Utah State University alum Lars Peter Hansen is the recipient of a prestigious national award for economics research. Hansen, who serves as the Homer J. Livingston Distinguished Service Professor in the Department of Economics and Statistics at the University of Chicago, received the 2008 CME (Chicago Mercantile Exchange) Group-MSRI Prize in Innovative Quantitative Applications.
The annual prize recognizes mathematical or statistical contributions to the understanding of market behavior. Hansen received the prize medal, along with a $25,000 cash award, in an Oct. 24 ceremony at the Chicago headquarters of CME Group, an international financial services company.
CME offers the honor in conjunction with the Mathematical Sciences Research Institute, a research center in Berkeley, Calif.
Leo Melamed, a member of the prize selection committee and former head of CME Group, said Hansen richly deserves the award, crediting him with developing “one of the top statistical tools for the analysis of financial data.”
“(His) decades of mathematical research have brought about significant advances in the world of financial economics,” Melamed said.
Hansen is the son of renowned former USU academic vice president and biochemistry professor R. Gaurth Hansen and Anna Lou Rees Hansen. He earned a bachelor’s degree in math from USU in 1974.
“My time at USU was very important to my development as a scholar,” he said. “I remember well the influence of such faculty members as Mike Windham in mathematics, Bartell Jensen and Mike Lyons in economics and Doug Alder in history.”
Hansen said that Windham’s classes gave him “a great perspective on mathematics,” while Jensen and Lyons prepared him to pursue graduate studies in a top economics program.
“Dr. Alder told me ‘Do something special and don’t just imitate others,’’ he said.
Hansen completed a doctorate in economics from the University of Minnesota in 1978. In 1981, he joined the University of Chicago’s economics and statistics department, where he excelled in the field of financial data testing and estimation.

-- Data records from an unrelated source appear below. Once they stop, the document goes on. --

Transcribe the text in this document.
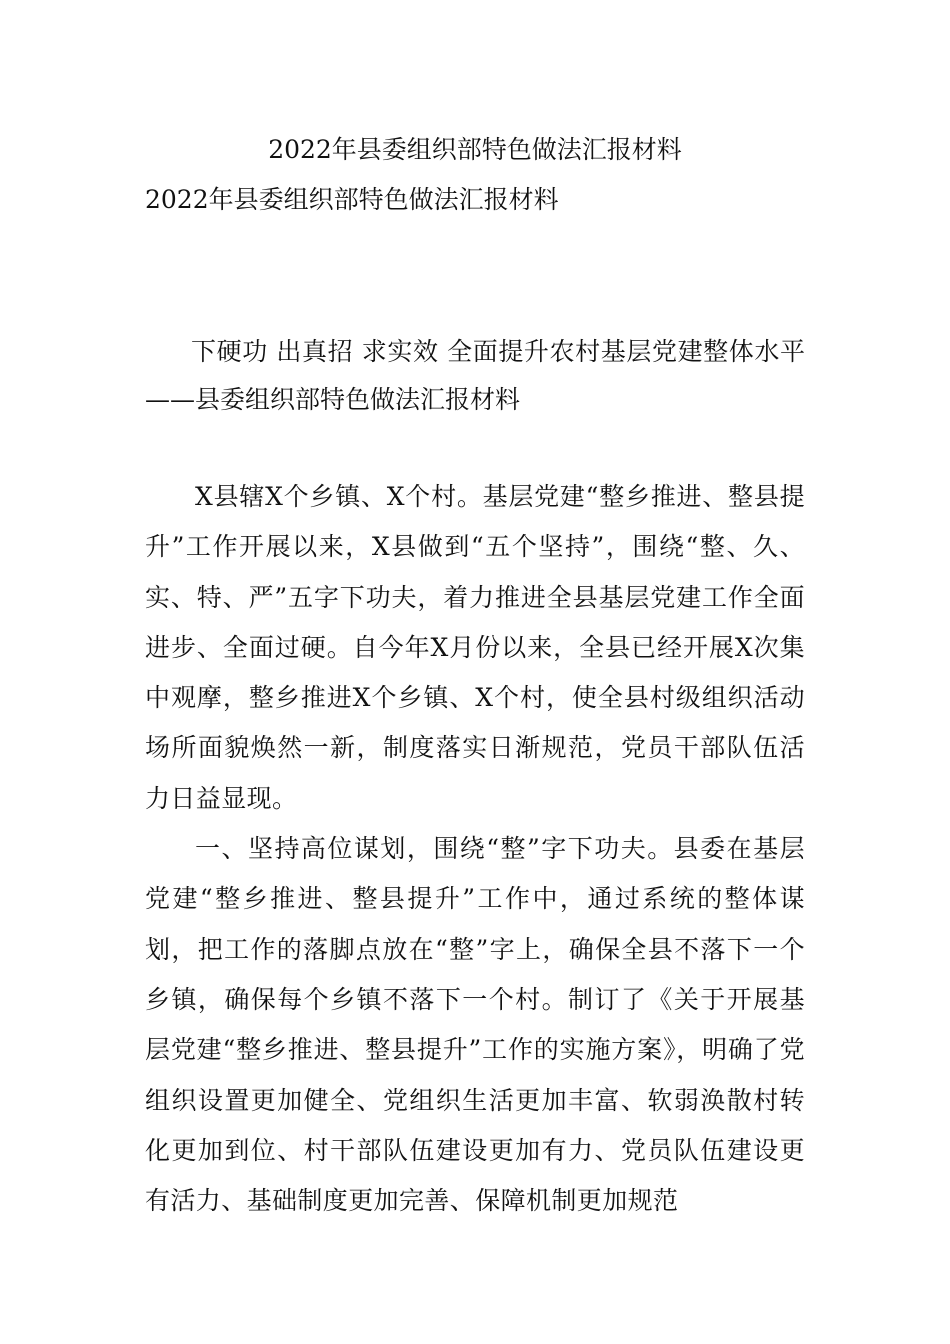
2022年县委组织部特色做法汇报材料
2022年县委组织部特色做法汇报材料
下硬功 出真招 求实效 全面提升农村基层党建整体水平——县委组织部特色做法汇报材料

X县辖X个乡镇、X个村。基层党建“整乡推进、整县提升”工作开展以来，X县做到“五个坚持”，围绕“整、久、实、特、严”五字下功夫，着力推进全县基层党建工作全面进步、全面过硬。自今年X月份以来，全县已经开展X次集中观摩，整乡推进X个乡镇、X个村，使全县村级组织活动场所面貌焕然一新，制度落实日渐规范，党员干部队伍活力日益显现。

一、坚持高位谋划，围绕“整”字下功夫。县委在基层党建“整乡推进、整县提升”工作中，通过系统的整体谋划，把工作的落脚点放在“整”字上，确保全县不落下一个乡镇，确保每个乡镇不落下一个村。制订了《关于开展基层党建“整乡推进、整县提升”工作的实施方案》，明确了党组织设置更加健全、党组织生活更加丰富、软弱涣散村转化更加到位、村干部队伍建设更加有力、党员队伍建设更有活力、基础制度更加完善、保障机制更加规范
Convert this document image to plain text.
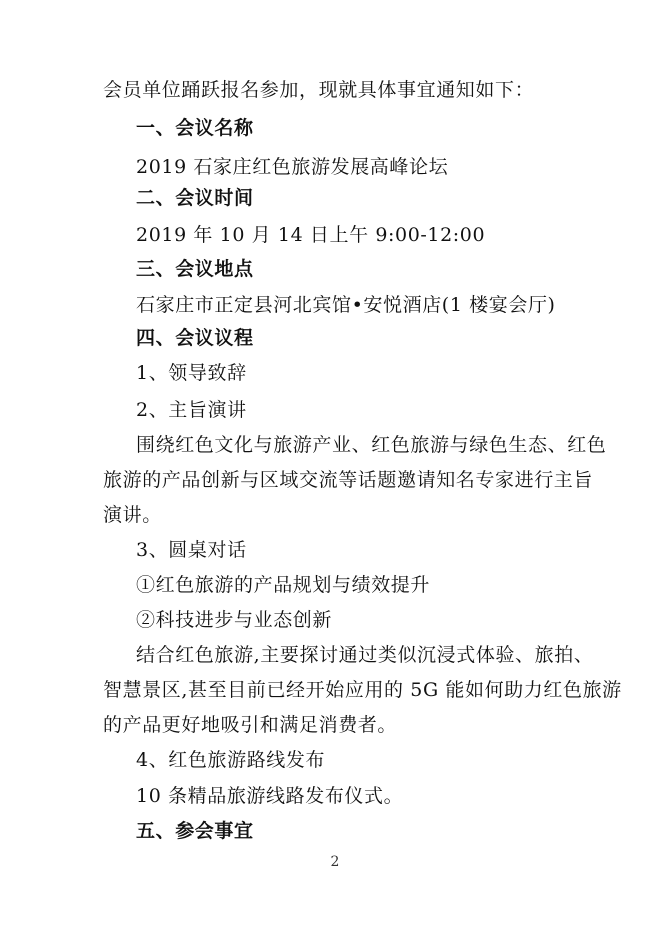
会员单位踊跃报名参加，现就具体事宜通知如下：
一、会议名称
2019 石家庄红色旅游发展高峰论坛
二、会议时间
2019 年 10 月 14 日上午 9:00-12:00
三、会议地点
石家庄市正定县河北宾馆•安悦酒店(1 楼宴会厅)
四、会议议程
1、领导致辞
2、主旨演讲
围绕红色文化与旅游产业、红色旅游与绿色生态、红色
旅游的产品创新与区域交流等话题邀请知名专家进行主旨
演讲。
3、圆桌对话
①红色旅游的产品规划与绩效提升
②科技进步与业态创新
结合红色旅游,主要探讨通过类似沉浸式体验、旅拍、
智慧景区,甚至目前已经开始应用的 5G 能如何助力红色旅游
的产品更好地吸引和满足消费者。
4、红色旅游路线发布
10 条精品旅游线路发布仪式。
五、参会事宜
2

“Probability theory and statistics provide wonderful tools to explore financial economics,” Hansen said. “I expect they will continue to provide insights into the understanding of the economic underpinnings of financial markets just as they have served other scientific fields of endeavor.”
Hansen is a member of the National Academy of Sciences and American Academy of Arts and Sciences, a fellow of the Econometric Society and a fellow of the American Finance Association. He is a former John Simon Guggenheim Memorial Foundation Fellow and Sloan Foundation Fellow. He is the recipient of the 2006 Erwin Plein Nemmers Prize in Economics from Northwestern University, a Faculty Award for Excellence in graduate teaching from the University of Chicago, and co-winner of the Frisch Medal from the Econometric Society.